Mechanical advantage is a measure of how much a machine increases your input force.  It also tells us which of the three ways a machine is making work easier:

• If the mechanical advantage is > 1, then the machine increases your input force, making it stronger.

• If the mechanical advantage is < 1, then the machine weakens your input force but makes it last a longer distance.

• If the mechanical advantage = 1, then the machine changes the direction of your input force.

The efficiency of a machine is a percentage of how much useful work the machine can actually do.  It’s always less than 100%.

No machine can ever be 100% efficient, because friction is always present.

Simple Machines do work by using only ONE MOVEMENT.

There are six (6) kinds of simple machinesLevers, wheel & axle, screws, wedges, pulleys, and inclined planes.

With any simple machine, there is always a TRADEOFF- either a machine can increase the amount of our input force, or make our input force last a longer distance, but it CAN NOT DO BOTH.

A lever is a simple machine that pivots, or rotates, around a fixed point.

• The pivot point of the lever is known as the fulcrum.

• The input force you use to operate the lever is known as the effort.

• The output force that the lever lifts/lowers is known as the load.

The mnemonic “Frogs Lay Eggs” can help you remember the three classes of levers:

• A 1st class lever has the Fulcrum in the middle.

• A 2nd class lever has the Load in the middle.

• A 3rd class lever has the Effort in the middle.

A good example of a 1st class lever is a seesaw.

A good example of a 2nd class lever is a wheelbarrow.

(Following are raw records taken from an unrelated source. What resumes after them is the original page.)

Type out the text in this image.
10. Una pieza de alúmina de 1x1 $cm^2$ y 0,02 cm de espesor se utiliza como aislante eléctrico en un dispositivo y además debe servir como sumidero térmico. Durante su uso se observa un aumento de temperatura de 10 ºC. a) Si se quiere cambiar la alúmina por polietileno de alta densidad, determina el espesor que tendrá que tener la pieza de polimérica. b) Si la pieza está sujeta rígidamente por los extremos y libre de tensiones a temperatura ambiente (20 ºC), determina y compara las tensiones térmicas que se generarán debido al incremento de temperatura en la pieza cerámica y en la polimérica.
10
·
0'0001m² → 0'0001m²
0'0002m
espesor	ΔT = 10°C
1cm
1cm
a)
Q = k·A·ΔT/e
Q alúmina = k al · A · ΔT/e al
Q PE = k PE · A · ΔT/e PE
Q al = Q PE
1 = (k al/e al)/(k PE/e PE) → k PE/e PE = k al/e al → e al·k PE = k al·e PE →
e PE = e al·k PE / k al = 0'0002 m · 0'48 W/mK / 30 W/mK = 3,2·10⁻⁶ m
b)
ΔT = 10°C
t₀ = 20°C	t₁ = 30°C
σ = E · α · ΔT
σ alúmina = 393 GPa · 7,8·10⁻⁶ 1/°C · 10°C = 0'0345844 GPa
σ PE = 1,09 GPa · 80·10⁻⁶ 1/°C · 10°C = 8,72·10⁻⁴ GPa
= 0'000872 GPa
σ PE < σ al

A good example of a 3rd class lever is a broom.

With a 1st class lever, the mechanical advantage could be greater than, equal to, or less than 1.  This means that a 1st class lever could increase our input force, change the direction of our input force, or make our input force last a longer distance.

With a 2nd class lever, the mechanical advantage is always greater than 1.  So a 2nd class lever will always increase the amount of our input force.

With a 3rd class lever, the mechanical advantage is always less than 1.  So a 3rd class lever will always increase the distance our input force acts, making it last longer.

A wheel and axle is an axle attached to the center of a wheel.  Both rotate together.  Wheel/Axles always increase the amount of our input force.

Ex: Door Knob

An inclined plane is a flat, sloped surface that makes lifting loads easier.  It also increases our input force but makes us apply the force a longer distance (the tradeoff).

Ex: Ramp

A wedge helps us by cutting or separating two objects.  It’s a sloped surface that moves.

Ex: Teeth

A screw is an inclined plane that is wrapped around a cylinder.

Ex: Threads on a light bulb

A pulley is a grooved wheel with a rope/chain/cable wrapped around it.  It helps us lift loads and change the direction of force applied.

Ex:

A compound machine is two or more simple machines that are put together to help us do work.  Compound machines are less efficient than simple machines at doing work.